About a year ago I saw the Into the Wild, Sean Penn’s filmic treatment of the eponymous book by Jon Krakauer about Chris McCandless, a boy my age who left his family and all earthly security at the age of 21 to pursue a dream of living alone in the Alaskan wilderness. In 1992 he died of starvation in a bus that had been used for years by more experienced hunters and outdoorsmen on the Stampede Trail. His story is well known because of Krakauer’s book and the movie. The story and Chris himself attract a good deal of admiration and disgust—the latter generally comes from people who are aware of what it takes to survive in the wilderness. To them McCandless’s lack of preparedness was shockingly stupid and perhaps suicidal. For those who admire him, and I count myself among them, his courage trumps his stupidity. And even more important to me than his courage is the uncompromising nature of his desire. I see him as wanting to talk to God (although I’m not aware of any evidence that suggests that he himself viewed his quest as a religious one)—and I admire his wandering, day-to-day survival from the point at which he abandoned his car and took to the road on foot perhaps more than the Alaskan trek. I see Alexander Supertramp—his traveling pseudonym—as a pilgrim.

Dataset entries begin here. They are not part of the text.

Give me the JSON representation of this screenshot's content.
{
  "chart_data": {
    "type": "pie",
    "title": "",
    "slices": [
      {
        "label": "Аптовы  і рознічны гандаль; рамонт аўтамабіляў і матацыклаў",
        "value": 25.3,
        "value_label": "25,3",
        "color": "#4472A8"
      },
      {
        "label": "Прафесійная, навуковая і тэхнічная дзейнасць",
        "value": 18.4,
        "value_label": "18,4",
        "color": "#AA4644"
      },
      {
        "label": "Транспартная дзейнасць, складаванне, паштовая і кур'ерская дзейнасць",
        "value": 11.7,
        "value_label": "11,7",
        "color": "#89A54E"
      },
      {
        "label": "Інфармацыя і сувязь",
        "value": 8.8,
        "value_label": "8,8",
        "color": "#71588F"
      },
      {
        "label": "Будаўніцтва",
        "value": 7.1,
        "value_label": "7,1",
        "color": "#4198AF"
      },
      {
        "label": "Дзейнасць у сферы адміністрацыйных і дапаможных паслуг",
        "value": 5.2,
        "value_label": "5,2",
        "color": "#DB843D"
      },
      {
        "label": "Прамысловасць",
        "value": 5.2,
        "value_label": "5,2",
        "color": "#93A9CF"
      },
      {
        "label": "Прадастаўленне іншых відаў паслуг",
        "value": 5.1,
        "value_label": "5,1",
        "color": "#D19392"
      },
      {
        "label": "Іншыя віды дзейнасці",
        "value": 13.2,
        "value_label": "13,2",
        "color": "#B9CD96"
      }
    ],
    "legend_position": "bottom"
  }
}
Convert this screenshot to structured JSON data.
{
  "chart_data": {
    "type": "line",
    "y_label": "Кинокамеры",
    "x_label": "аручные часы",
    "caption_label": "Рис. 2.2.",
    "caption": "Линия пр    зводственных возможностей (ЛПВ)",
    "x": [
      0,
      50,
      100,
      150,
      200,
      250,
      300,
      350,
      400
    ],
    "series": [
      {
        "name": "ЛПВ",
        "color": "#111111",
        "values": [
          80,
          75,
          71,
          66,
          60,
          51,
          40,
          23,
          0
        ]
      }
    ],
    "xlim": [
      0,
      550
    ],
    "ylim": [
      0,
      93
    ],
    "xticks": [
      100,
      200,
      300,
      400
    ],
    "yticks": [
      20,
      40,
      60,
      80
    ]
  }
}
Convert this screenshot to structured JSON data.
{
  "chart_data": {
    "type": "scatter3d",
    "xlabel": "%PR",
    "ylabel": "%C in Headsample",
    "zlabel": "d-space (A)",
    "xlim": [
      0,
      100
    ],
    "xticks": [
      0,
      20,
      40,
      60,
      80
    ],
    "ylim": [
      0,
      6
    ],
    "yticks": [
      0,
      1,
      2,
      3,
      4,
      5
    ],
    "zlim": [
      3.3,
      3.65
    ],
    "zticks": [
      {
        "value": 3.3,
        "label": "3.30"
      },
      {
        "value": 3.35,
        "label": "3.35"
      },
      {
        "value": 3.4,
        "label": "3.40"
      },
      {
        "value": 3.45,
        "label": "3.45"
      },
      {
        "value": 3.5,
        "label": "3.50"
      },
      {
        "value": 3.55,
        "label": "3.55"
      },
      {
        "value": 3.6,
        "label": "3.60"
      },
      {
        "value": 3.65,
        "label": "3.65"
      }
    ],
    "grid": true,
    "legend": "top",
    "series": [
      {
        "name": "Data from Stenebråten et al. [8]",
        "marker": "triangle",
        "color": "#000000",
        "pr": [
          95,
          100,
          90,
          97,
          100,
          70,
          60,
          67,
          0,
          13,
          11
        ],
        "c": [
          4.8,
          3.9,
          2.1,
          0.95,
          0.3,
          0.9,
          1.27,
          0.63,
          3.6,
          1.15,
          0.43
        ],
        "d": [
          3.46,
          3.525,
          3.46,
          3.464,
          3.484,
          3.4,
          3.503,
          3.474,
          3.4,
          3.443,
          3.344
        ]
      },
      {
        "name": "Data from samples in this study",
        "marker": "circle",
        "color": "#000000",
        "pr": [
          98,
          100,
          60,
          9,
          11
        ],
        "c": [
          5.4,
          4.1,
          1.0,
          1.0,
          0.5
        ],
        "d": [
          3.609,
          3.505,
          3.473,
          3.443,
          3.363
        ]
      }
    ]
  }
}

He was a literary sort and a great admirer of Tolstoy, another man who died a pilgrim, having renounced family and wealth. One book Chris brought with him to Alaska was War and Peace. I read it shortly after I finished reading Into the Wild, in search of the riches that someone like Chris would have wanted with him while experiencing darkness and solitude in his bus. I wasn’t disappointed. The book filled my winter with profound events of world history and the even more profound private thoughts of the main characters, like the confused and ever-seeking dissipate Pierre Bezukhov, the cynical and brave intellectual Prince Andrei Bolkonsky, and his unhappy, devoutly Christian sister, Maria Bolkonsky, who is severely tried by her demanding and cruel old father and her certainty that the normal joys of life that a woman of wealth and nobility might hope for, a husband and children, will be barred from her because her father will never be able to part from her or tolerate a rival for her attention. With little refuge from day-to-day life except for her affection and devotion to her family and God, her inner life and her ideas about the meaning of existence become very well defined:
The longer she lived and the more she studied life, the more she wondered at the blindness of those who seek satisfaction for their desires here on earth, who suffer, and struggle, and toil, and injure each other, in their pursuit of an unattainable and intangible mirage—the source of endless temptation to sin—which they call happiness. Had she not seen her brother, who had loved his wife, aim at achieving happiness by loving another woman, while her father had yielded to wrath in opposing him because he thought the choice beneath him? . . . They were all suffering for each other’s wrong-doing, and risking their immortal souls to win joys that were as transient as a flash of lightning. “Not only do we know it by our own experience, but Jesus Christ, the Son of God, came down from Heaven and taught us that life is but a passage, a time or probation—and yet we will not cease to seek for happiness! No one has really grasped this truth,” said Princess Maria to herself, “except those poor pilgrims who come to me, with their wallets over their shoulders, up the back of the stairs for fear of meeting my father—not to escape ill usage, but to spare him a temptation to evil. To give up home and family, to renounce all worldly possessions, to wander from place to place under an assumed name in pilgrim’s sack-cloth, never to do any harm, but to pray—to pray—for those who despitefully use you as for those who feed and shelter you—that is the true life; life in the highest sense of the word!”
She goes so far as to purchase pilgrim garments and a sack, and she sets them by, a symbol of escape, of a life of true commitment to God (the renunciation of all safety and predictability—such a choice can be viewed as the ultimate passivity and compliance with fate). But she is a woman whose responsibilities to her life and those who depend on her—her father, her brother’s child—make greater claims than the lure of the pilgrimage. A nineteenth century woman, she must renounce renunciation.
As most of us who have contemporary lives and responsibilities do today. And yet, the siren song of the journey and the shedding of all acquired layers and ephemera of “self” calls, even to those such as myself who will quite possibly never heed it.